When I got my lathe it was a challange to get the chuck off. The advice that worked for me ...and it is a conglomeration from a number of sources is.....Clean the threads on both spindle and chuck, use a light oil  and probably the most important gently tighten the chuck DON'T slam it on....when I use this procedure it comes back off by hand.....I tried anti-sieze early on and It may not have siezed but it stuck...


----------



## ome (Oct 9, 2013)

rafe said:


> When I got my lathe it was a challange to get the chuck off. The advice that worked for me ...and it is a conglomeration from a number of sources is.....Clean the threads on both spindle and chuck, use a light oil  and probably the most important gently tighten the chuck DON'T slam it on....when I use this procedure it comes back off by hand.....I tried anti-sieze early on and It may not have siezed but it stuck...


Thanks ,
do you think 10wt machine oil will work better than a 20 wt way oil?
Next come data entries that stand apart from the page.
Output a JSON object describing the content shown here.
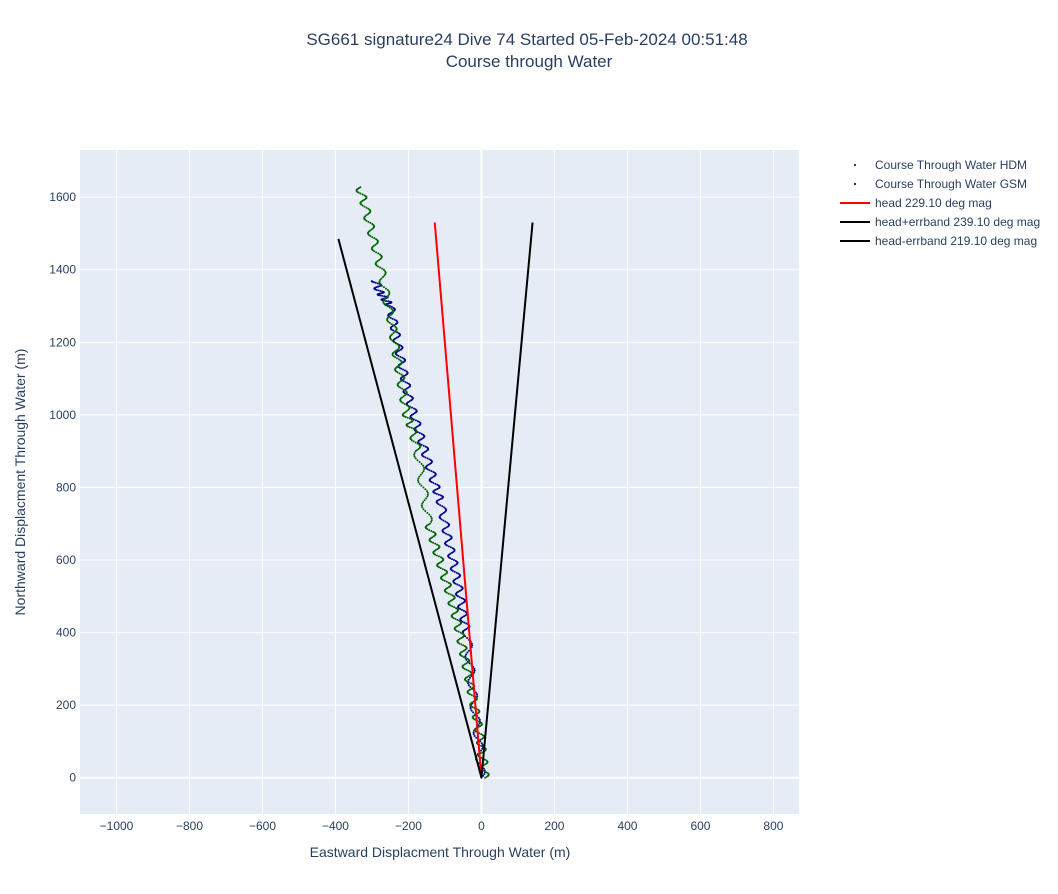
{
  "chart_data": {
    "type": "line",
    "title": "SG661 signature24 Dive 74 Started 05-Feb-2024 00:51:48",
    "subtitle": "Course through Water",
    "xlabel": "Eastward Displacment Through Water (m)",
    "ylabel": "Northward Displacment Through Water (m)",
    "xlim": [
      -1100,
      870
    ],
    "ylim": [
      -100,
      1730
    ],
    "xticks": [
      -1000,
      -800,
      -600,
      -400,
      -200,
      0,
      200,
      400,
      600,
      800
    ],
    "xtick_labels": [
      "−1000",
      "−800",
      "−600",
      "−400",
      "−200",
      "0",
      "200",
      "400",
      "600",
      "800"
    ],
    "yticks": [
      0,
      200,
      400,
      600,
      800,
      1000,
      1200,
      1400,
      1600
    ],
    "ytick_labels": [
      "0",
      "200",
      "400",
      "600",
      "800",
      "1000",
      "1200",
      "1400",
      "1600"
    ],
    "grid": true,
    "legend_position": "right",
    "series": [
      {
        "name": "Course Through Water HDM",
        "mode": "markers",
        "color": "#00008b",
        "x": [
          0,
          -8,
          -20,
          -30,
          -40,
          -50,
          -58,
          -68,
          -78,
          -90,
          -100,
          -112,
          -125,
          -140,
          -155,
          -170,
          -185,
          -200,
          -210,
          -220,
          -230,
          -240,
          -250,
          -265,
          -280,
          -290
        ],
        "y": [
          0,
          100,
          200,
          300,
          400,
          450,
          500,
          550,
          600,
          650,
          700,
          760,
          800,
          850,
          900,
          950,
          1000,
          1050,
          1100,
          1150,
          1200,
          1250,
          1300,
          1320,
          1340,
          1370
        ]
      },
      {
        "name": "Course Through Water GSM",
        "mode": "markers",
        "color": "#006400",
        "x": [
          10,
          5,
          -2,
          -10,
          -20,
          -30,
          -40,
          -50,
          -60,
          -72,
          -85,
          -100,
          -115,
          -130,
          -145,
          -160,
          -175,
          -190,
          -205,
          -215,
          -225,
          -235,
          -245,
          -260,
          -275,
          -290,
          -305,
          -320,
          -335
        ],
        "y": [
          0,
          50,
          100,
          150,
          200,
          250,
          300,
          350,
          400,
          450,
          500,
          550,
          600,
          650,
          700,
          800,
          900,
          960,
          1000,
          1060,
          1120,
          1180,
          1250,
          1320,
          1400,
          1460,
          1520,
          1580,
          1630
        ]
      },
      {
        "name": "head 229.10 deg mag",
        "mode": "lines",
        "color": "#ff0000",
        "x": [
          0,
          -128
        ],
        "y": [
          0,
          1530
        ]
      },
      {
        "name": "head+errband 239.10 deg mag",
        "mode": "lines",
        "color": "#000000",
        "x": [
          0,
          -392
        ],
        "y": [
          0,
          1485
        ]
      },
      {
        "name": "head-errband 219.10 deg mag",
        "mode": "lines",
        "color": "#000000",
        "x": [
          0,
          140
        ],
        "y": [
          0,
          1530
        ]
      }
    ]
  }
}
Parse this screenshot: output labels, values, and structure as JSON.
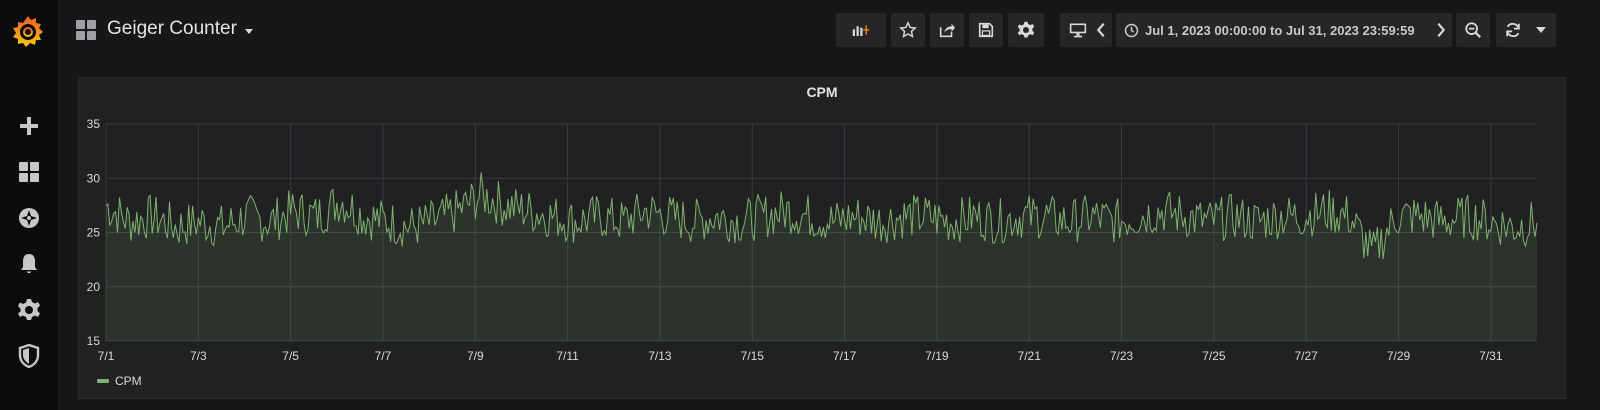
{
  "sidebar": {
    "items": [
      {
        "name": "create",
        "icon": "plus-icon"
      },
      {
        "name": "dashboards",
        "icon": "dashboards-icon"
      },
      {
        "name": "explore",
        "icon": "compass-icon"
      },
      {
        "name": "alerting",
        "icon": "bell-icon"
      },
      {
        "name": "configuration",
        "icon": "gear-icon"
      },
      {
        "name": "server-admin",
        "icon": "shield-icon"
      }
    ]
  },
  "header": {
    "title": "Geiger Counter",
    "time_range": "Jul 1, 2023 00:00:00 to Jul 31, 2023 23:59:59"
  },
  "toolbar": {
    "icons": [
      "add-panel-icon",
      "star-icon",
      "share-icon",
      "save-icon",
      "settings-icon",
      "tv-mode-icon",
      "time-back-icon",
      "clock-icon",
      "time-forward-icon",
      "zoom-out-icon",
      "refresh-icon",
      "chevron-down-icon"
    ]
  },
  "colors": {
    "series": "#7eb26d",
    "accent": "#eb7b18"
  },
  "panel": {
    "title": "CPM",
    "legend": "CPM"
  },
  "chart_data": {
    "type": "line",
    "title": "CPM",
    "xlabel": "",
    "ylabel": "",
    "ylim": [
      15,
      35
    ],
    "yticks": [
      15,
      20,
      25,
      30,
      35
    ],
    "xticks": [
      "7/1",
      "7/3",
      "7/5",
      "7/7",
      "7/9",
      "7/11",
      "7/13",
      "7/15",
      "7/17",
      "7/19",
      "7/21",
      "7/23",
      "7/25",
      "7/27",
      "7/29",
      "7/31"
    ],
    "xlim": [
      "2023-07-01",
      "2023-07-31 23:59:59"
    ],
    "grid": true,
    "fill": true,
    "legend_position": "bottom-left",
    "series": [
      {
        "name": "CPM",
        "x": [
          "7/1",
          "7/1.5",
          "7/2",
          "7/2.5",
          "7/3",
          "7/3.5",
          "7/4",
          "7/4.5",
          "7/5",
          "7/5.5",
          "7/6",
          "7/6.5",
          "7/7",
          "7/7.5",
          "7/8",
          "7/8.5",
          "7/9",
          "7/9.5",
          "7/10",
          "7/10.5",
          "7/11",
          "7/11.5",
          "7/12",
          "7/12.5",
          "7/13",
          "7/13.5",
          "7/14",
          "7/14.5",
          "7/15",
          "7/15.5",
          "7/16",
          "7/16.5",
          "7/17",
          "7/17.5",
          "7/18",
          "7/18.5",
          "7/19",
          "7/19.5",
          "7/20",
          "7/20.5",
          "7/21",
          "7/21.5",
          "7/22",
          "7/22.5",
          "7/23",
          "7/23.5",
          "7/24",
          "7/24.5",
          "7/25",
          "7/25.5",
          "7/26",
          "7/26.5",
          "7/27",
          "7/27.5",
          "7/28",
          "7/28.5",
          "7/29",
          "7/29.5",
          "7/30",
          "7/30.5",
          "7/31",
          "7/31.5"
        ],
        "values": [
          27.5,
          26.0,
          26.5,
          25.5,
          26.0,
          25.5,
          26.5,
          26.0,
          27.0,
          26.5,
          28.0,
          26.5,
          26.0,
          25.5,
          26.0,
          27.0,
          28.5,
          27.5,
          27.0,
          26.5,
          26.0,
          26.5,
          26.0,
          27.0,
          26.5,
          26.0,
          26.5,
          26.0,
          26.5,
          27.0,
          26.5,
          26.0,
          26.5,
          26.0,
          26.5,
          26.5,
          26.0,
          26.5,
          26.0,
          26.5,
          26.5,
          26.0,
          26.5,
          26.0,
          26.5,
          27.0,
          26.5,
          26.0,
          26.5,
          26.0,
          26.5,
          26.5,
          27.0,
          26.5,
          23.0,
          26.5,
          26.5,
          26.0,
          26.5,
          26.0,
          25.5,
          26.0
        ]
      }
    ]
  }
}
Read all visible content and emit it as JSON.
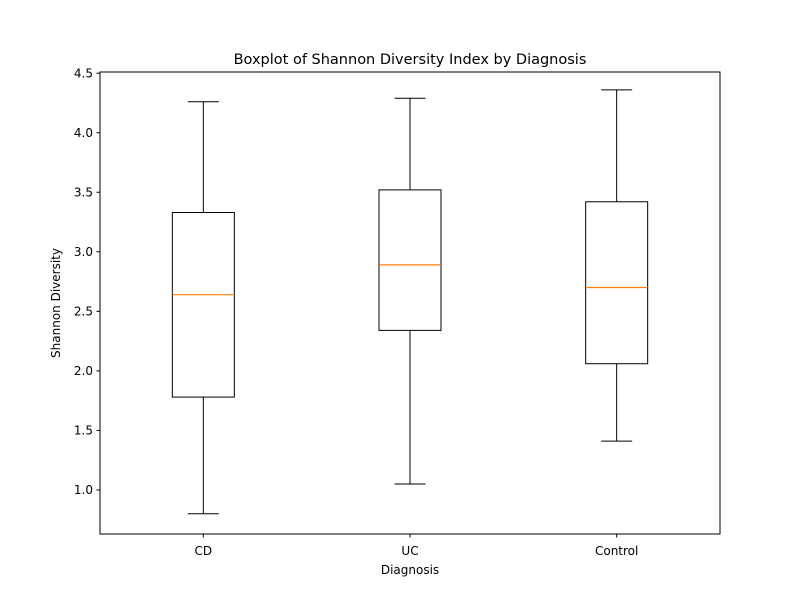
{
  "chart_data": {
    "type": "boxplot",
    "title": "Boxplot of Shannon Diversity Index by Diagnosis",
    "xlabel": "Diagnosis",
    "ylabel": "Shannon Diversity",
    "ylim": [
      0.63,
      4.51
    ],
    "yticks": [
      1.0,
      1.5,
      2.0,
      2.5,
      3.0,
      3.5,
      4.0,
      4.5
    ],
    "ytick_labels": [
      "1.0",
      "1.5",
      "2.0",
      "2.5",
      "3.0",
      "3.5",
      "4.0",
      "4.5"
    ],
    "grid": false,
    "categories": [
      "CD",
      "UC",
      "Control"
    ],
    "boxes": [
      {
        "category": "CD",
        "whisker_low": 0.8,
        "q1": 1.78,
        "median": 2.64,
        "q3": 3.33,
        "whisker_high": 4.26
      },
      {
        "category": "UC",
        "whisker_low": 1.05,
        "q1": 2.34,
        "median": 2.89,
        "q3": 3.52,
        "whisker_high": 4.29
      },
      {
        "category": "Control",
        "whisker_low": 1.41,
        "q1": 2.06,
        "median": 2.7,
        "q3": 3.42,
        "whisker_high": 4.36
      }
    ],
    "colors": {
      "box": "#000000",
      "median": "#ff7f0e",
      "axes": "#000000",
      "background": "#ffffff"
    }
  }
}
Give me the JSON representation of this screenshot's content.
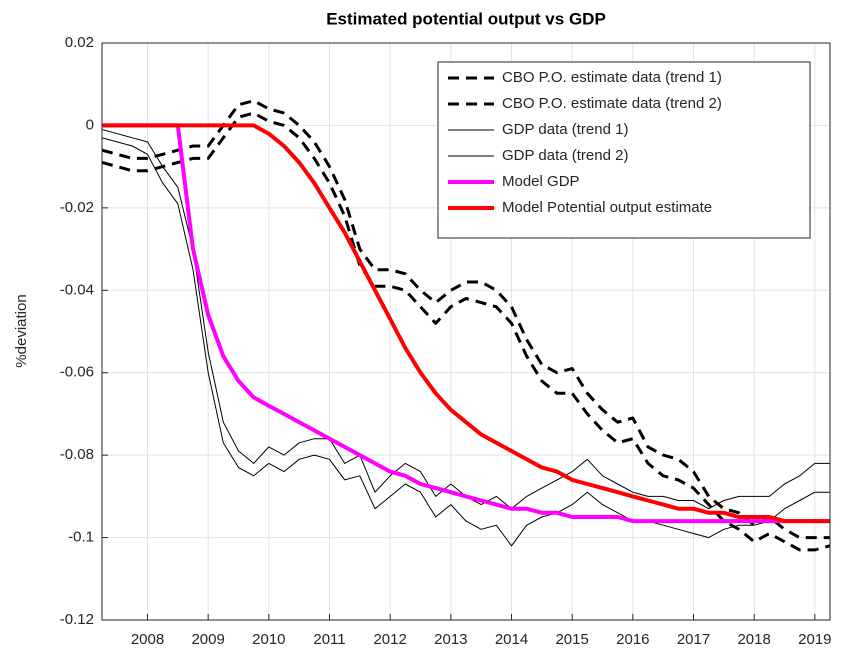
{
  "chart_data": {
    "type": "line",
    "title": "Estimated potential output vs GDP",
    "y_label": "%deviation",
    "x": [
      2007.25,
      2007.5,
      2007.75,
      2008,
      2008.25,
      2008.5,
      2008.75,
      2009,
      2009.25,
      2009.5,
      2009.75,
      2010,
      2010.25,
      2010.5,
      2010.75,
      2011,
      2011.25,
      2011.5,
      2011.75,
      2012,
      2012.25,
      2012.5,
      2012.75,
      2013,
      2013.25,
      2013.5,
      2013.75,
      2014,
      2014.25,
      2014.5,
      2014.75,
      2015,
      2015.25,
      2015.5,
      2015.75,
      2016,
      2016.25,
      2016.5,
      2016.75,
      2017,
      2017.25,
      2017.5,
      2017.75,
      2018,
      2018.25,
      2018.5,
      2018.75,
      2019,
      2019.25
    ],
    "series": [
      {
        "name": "CBO P.O. estimate data (trend 1)",
        "color": "#000000",
        "width": 3,
        "dashed": true,
        "values": [
          -0.006,
          -0.007,
          -0.008,
          -0.008,
          -0.007,
          -0.006,
          -0.005,
          -0.005,
          0.0,
          0.005,
          0.006,
          0.004,
          0.003,
          0.0,
          -0.004,
          -0.01,
          -0.018,
          -0.03,
          -0.035,
          -0.035,
          -0.036,
          -0.04,
          -0.043,
          -0.04,
          -0.038,
          -0.038,
          -0.04,
          -0.044,
          -0.052,
          -0.058,
          -0.06,
          -0.059,
          -0.065,
          -0.069,
          -0.072,
          -0.071,
          -0.078,
          -0.08,
          -0.081,
          -0.084,
          -0.09,
          -0.093,
          -0.094,
          -0.097,
          -0.095,
          -0.098,
          -0.1,
          -0.1,
          -0.1
        ]
      },
      {
        "name": "CBO P.O. estimate data (trend 2)",
        "color": "#000000",
        "width": 3,
        "dashed": true,
        "values": [
          -0.009,
          -0.01,
          -0.011,
          -0.011,
          -0.01,
          -0.009,
          -0.008,
          -0.008,
          -0.003,
          0.002,
          0.003,
          0.001,
          0.0,
          -0.003,
          -0.008,
          -0.014,
          -0.022,
          -0.034,
          -0.039,
          -0.039,
          -0.04,
          -0.044,
          -0.048,
          -0.044,
          -0.042,
          -0.043,
          -0.044,
          -0.048,
          -0.056,
          -0.062,
          -0.065,
          -0.065,
          -0.07,
          -0.074,
          -0.077,
          -0.076,
          -0.082,
          -0.085,
          -0.086,
          -0.088,
          -0.092,
          -0.096,
          -0.098,
          -0.101,
          -0.099,
          -0.101,
          -0.103,
          -0.103,
          -0.102
        ]
      },
      {
        "name": "GDP data (trend 1)",
        "color": "#000000",
        "width": 1,
        "dashed": false,
        "values": [
          -0.001,
          -0.002,
          -0.003,
          -0.004,
          -0.01,
          -0.015,
          -0.03,
          -0.055,
          -0.072,
          -0.079,
          -0.082,
          -0.078,
          -0.08,
          -0.077,
          -0.076,
          -0.076,
          -0.082,
          -0.08,
          -0.089,
          -0.085,
          -0.082,
          -0.084,
          -0.09,
          -0.087,
          -0.09,
          -0.092,
          -0.09,
          -0.093,
          -0.09,
          -0.088,
          -0.086,
          -0.084,
          -0.081,
          -0.085,
          -0.087,
          -0.089,
          -0.09,
          -0.09,
          -0.091,
          -0.091,
          -0.093,
          -0.091,
          -0.09,
          -0.09,
          -0.09,
          -0.087,
          -0.085,
          -0.082,
          -0.082
        ]
      },
      {
        "name": "GDP data (trend 2)",
        "color": "#000000",
        "width": 1,
        "dashed": false,
        "values": [
          -0.003,
          -0.004,
          -0.005,
          -0.007,
          -0.014,
          -0.019,
          -0.035,
          -0.06,
          -0.077,
          -0.083,
          -0.085,
          -0.082,
          -0.084,
          -0.081,
          -0.08,
          -0.081,
          -0.086,
          -0.085,
          -0.093,
          -0.09,
          -0.087,
          -0.089,
          -0.095,
          -0.092,
          -0.096,
          -0.098,
          -0.097,
          -0.102,
          -0.097,
          -0.095,
          -0.094,
          -0.092,
          -0.089,
          -0.092,
          -0.094,
          -0.096,
          -0.096,
          -0.097,
          -0.098,
          -0.099,
          -0.1,
          -0.098,
          -0.097,
          -0.097,
          -0.096,
          -0.093,
          -0.091,
          -0.089,
          -0.089
        ]
      },
      {
        "name": "Model GDP",
        "color": "#ff00ff",
        "width": 4,
        "dashed": false,
        "values": [
          0,
          0,
          0,
          0,
          0,
          0,
          -0.03,
          -0.046,
          -0.056,
          -0.062,
          -0.066,
          -0.068,
          -0.07,
          -0.072,
          -0.074,
          -0.076,
          -0.078,
          -0.08,
          -0.082,
          -0.084,
          -0.085,
          -0.087,
          -0.088,
          -0.089,
          -0.09,
          -0.091,
          -0.092,
          -0.093,
          -0.093,
          -0.094,
          -0.094,
          -0.095,
          -0.095,
          -0.095,
          -0.095,
          -0.096,
          -0.096,
          -0.096,
          -0.096,
          -0.096,
          -0.096,
          -0.096,
          -0.096,
          -0.096,
          -0.096,
          -0.096,
          -0.096,
          -0.096,
          -0.096
        ]
      },
      {
        "name": "Model Potential output estimate",
        "color": "#ff0000",
        "width": 4,
        "dashed": false,
        "values": [
          0,
          0,
          0,
          0,
          0,
          0,
          0,
          0,
          0,
          0,
          0,
          -0.002,
          -0.005,
          -0.009,
          -0.014,
          -0.02,
          -0.026,
          -0.033,
          -0.04,
          -0.047,
          -0.054,
          -0.06,
          -0.065,
          -0.069,
          -0.072,
          -0.075,
          -0.077,
          -0.079,
          -0.081,
          -0.083,
          -0.084,
          -0.086,
          -0.087,
          -0.088,
          -0.089,
          -0.09,
          -0.091,
          -0.092,
          -0.093,
          -0.093,
          -0.094,
          -0.094,
          -0.095,
          -0.095,
          -0.095,
          -0.096,
          -0.096,
          -0.096,
          -0.096
        ]
      }
    ],
    "xlim": [
      2007.25,
      2019.25
    ],
    "xticks": [
      2008,
      2009,
      2010,
      2011,
      2012,
      2013,
      2014,
      2015,
      2016,
      2017,
      2018,
      2019
    ],
    "ylim": [
      -0.12,
      0.02
    ],
    "yticks": [
      -0.12,
      -0.1,
      -0.08,
      -0.06,
      -0.04,
      -0.02,
      0,
      0.02
    ],
    "grid": true,
    "legend": "northeast"
  }
}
and i probably did slam it too hard be ause someone on the forum suggested to hear a "clank" to know its all the way on. 
Thanks,

jon


----------



## itsme_Bernie (Oct 9, 2013)

Oh gosh!  A clank means it's probably stuck!  Hah hah

Anti seize will be quite a mess after a few times taking off and putting it on.  And it will leave the spindle a mess too.  I wouldn't do it.  

Make a thread cleaner out of a piece of 4, or 10, or 12 guage wire and run it through the threads of your chucks:




How do the threads on the spindle look?


Bernie


----------



## rafe (Oct 10, 2013)

ome said:


> Thanks ,
> do you think 10wt machine oil will work better than a 20 wt way oil?
> 
> 
> ...



I use the 10wt,   way oil might work too, 3 in 1 is ok....just snug it up no clang for me


----------



## zman (Oct 10, 2013)

For that sort of thing I like to use a good teflon spray dry lube. Goes on wet, dries quickly to a thin film that doesn't attract dust or dirt.


----------



## dirty tools (Oct 10, 2013)

anti-size has metal in it.
use oil it is lighter and does not make a mess.


----------



## ome (Oct 11, 2013)

itsme_Bernie said:


> Oh gosh!  A clank means it's probably stuck!  Hah hah
> 
> Anti seize will be quite a mess after a few times taking off and putting it on.  And it will leave the spindle a mess too.  I wouldn't do it.
> 
> ...


Thanks Bernie, after getting the chuck plate off i looked at the spindle and it looked real clean , no chips ,and the threads on the back plate are new..
What do you do with that cleaner, run at back gears slow.

Thanks,
Jon


----------